A FARMER on the fringe of North Yorkshire's foot-and-mouth outbreak has been left confused and bewildered by conflicting advice from two Government departments.

Peter Hutchinson has been told by Defra to disinfect the road which divides his grazing fields and milking sheds twice a day.

But the Environment Agency has told him they are concerned about the wash and brush up because it could cause river pollution.

"As if things aren't bad enough without getting conflicting advice like this," said Mr Hutchinson, of Westwick Hall, Roecliffe, near Boroughbridge, North Yorkshire.

His farm is on the fringe of the so-called Thirsk bio-security fortress, under strict foot-and-mouth controls from Defra as the disease maintains its grip on North Yorkshire.

But Mr Hutchinson has secured a licence to move his 60-strong milking herd across the road.

The disinfecting task takes 90 minutes, twice a day.

"We are disinfecting the road as we have been told, but Defra has been critical and seems to want it as clean as a hospital theatre.

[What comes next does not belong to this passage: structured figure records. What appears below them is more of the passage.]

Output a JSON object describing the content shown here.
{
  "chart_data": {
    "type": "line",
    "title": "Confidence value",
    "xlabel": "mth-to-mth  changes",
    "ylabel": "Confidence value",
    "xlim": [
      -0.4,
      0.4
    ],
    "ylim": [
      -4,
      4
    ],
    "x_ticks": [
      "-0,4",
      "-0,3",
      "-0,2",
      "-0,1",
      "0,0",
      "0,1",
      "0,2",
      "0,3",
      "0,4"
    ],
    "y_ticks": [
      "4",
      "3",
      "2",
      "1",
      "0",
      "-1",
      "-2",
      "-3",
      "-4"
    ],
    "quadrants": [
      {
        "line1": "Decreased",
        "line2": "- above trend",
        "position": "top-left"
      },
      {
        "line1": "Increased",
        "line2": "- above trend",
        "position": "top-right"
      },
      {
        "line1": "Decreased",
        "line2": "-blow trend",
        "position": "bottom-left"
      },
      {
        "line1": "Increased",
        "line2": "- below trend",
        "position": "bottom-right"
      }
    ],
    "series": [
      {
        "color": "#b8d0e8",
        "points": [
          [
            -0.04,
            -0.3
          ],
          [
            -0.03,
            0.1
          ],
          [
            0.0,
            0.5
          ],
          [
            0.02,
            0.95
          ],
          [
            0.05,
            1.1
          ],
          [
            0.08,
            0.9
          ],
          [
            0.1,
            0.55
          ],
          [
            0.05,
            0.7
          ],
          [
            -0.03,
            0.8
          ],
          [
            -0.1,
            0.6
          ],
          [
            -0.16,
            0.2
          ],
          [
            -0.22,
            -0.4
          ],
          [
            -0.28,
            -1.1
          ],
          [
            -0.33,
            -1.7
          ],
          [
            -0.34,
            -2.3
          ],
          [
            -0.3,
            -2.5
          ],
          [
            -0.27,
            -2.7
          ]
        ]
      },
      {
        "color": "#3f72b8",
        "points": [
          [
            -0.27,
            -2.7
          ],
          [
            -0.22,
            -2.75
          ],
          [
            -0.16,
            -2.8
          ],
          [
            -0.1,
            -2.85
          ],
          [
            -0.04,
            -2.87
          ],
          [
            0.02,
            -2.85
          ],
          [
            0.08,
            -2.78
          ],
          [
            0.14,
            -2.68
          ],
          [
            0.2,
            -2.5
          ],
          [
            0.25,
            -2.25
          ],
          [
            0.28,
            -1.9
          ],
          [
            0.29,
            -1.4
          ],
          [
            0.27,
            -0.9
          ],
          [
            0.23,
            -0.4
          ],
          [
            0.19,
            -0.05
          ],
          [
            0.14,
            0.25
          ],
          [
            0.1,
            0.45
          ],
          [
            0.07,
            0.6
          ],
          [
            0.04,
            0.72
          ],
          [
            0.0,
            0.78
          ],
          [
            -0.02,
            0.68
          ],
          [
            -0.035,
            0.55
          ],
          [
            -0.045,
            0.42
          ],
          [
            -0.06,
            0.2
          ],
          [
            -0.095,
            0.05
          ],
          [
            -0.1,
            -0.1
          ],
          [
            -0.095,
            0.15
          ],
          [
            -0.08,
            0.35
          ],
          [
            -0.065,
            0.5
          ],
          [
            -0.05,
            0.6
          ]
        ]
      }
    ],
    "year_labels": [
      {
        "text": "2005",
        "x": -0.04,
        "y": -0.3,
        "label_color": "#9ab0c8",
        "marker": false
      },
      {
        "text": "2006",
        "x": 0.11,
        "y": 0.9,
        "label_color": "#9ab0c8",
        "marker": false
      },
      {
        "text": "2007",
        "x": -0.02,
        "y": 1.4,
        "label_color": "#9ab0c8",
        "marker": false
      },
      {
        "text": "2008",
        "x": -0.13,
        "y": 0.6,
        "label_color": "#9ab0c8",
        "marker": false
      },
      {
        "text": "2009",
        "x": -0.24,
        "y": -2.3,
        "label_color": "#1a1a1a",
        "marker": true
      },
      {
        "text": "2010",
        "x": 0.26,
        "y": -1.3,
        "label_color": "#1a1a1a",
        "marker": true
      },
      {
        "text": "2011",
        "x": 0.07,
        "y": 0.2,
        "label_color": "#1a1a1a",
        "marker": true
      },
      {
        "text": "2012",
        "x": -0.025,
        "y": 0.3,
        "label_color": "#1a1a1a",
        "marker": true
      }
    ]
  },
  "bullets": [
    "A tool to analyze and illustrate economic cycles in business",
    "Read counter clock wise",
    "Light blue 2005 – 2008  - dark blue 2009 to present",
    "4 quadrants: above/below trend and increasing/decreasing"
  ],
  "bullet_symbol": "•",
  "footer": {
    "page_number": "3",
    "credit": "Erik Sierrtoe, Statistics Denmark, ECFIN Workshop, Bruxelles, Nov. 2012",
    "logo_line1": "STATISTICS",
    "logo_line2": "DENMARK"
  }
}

Then I got a telephone call from the Environment Agency saying they were unhappy because the disinfectant runs into a ditch and a stream before it goes to the River Ure.

"I feel very depressed by the whole thing," said Mr Hutchinson. "It appears I'm in a Catch 22 situation."

A spokesman for the agency played down the pollution threat to the Ure.

"Our main concern is that we were not consulted in the first place," he added.

A Defra spokesman said they understood concerns expressed by the Environment Agency and were liaising over the issue.

The latest confusion comes a month after Weardale farmer Dennis Craig hit the headlines when The Northern Echo revealed he had to pay the bill for traffic lights. The lights enabled him to disinfect busy a road crossed by his herd on their way to fresh pastures each day.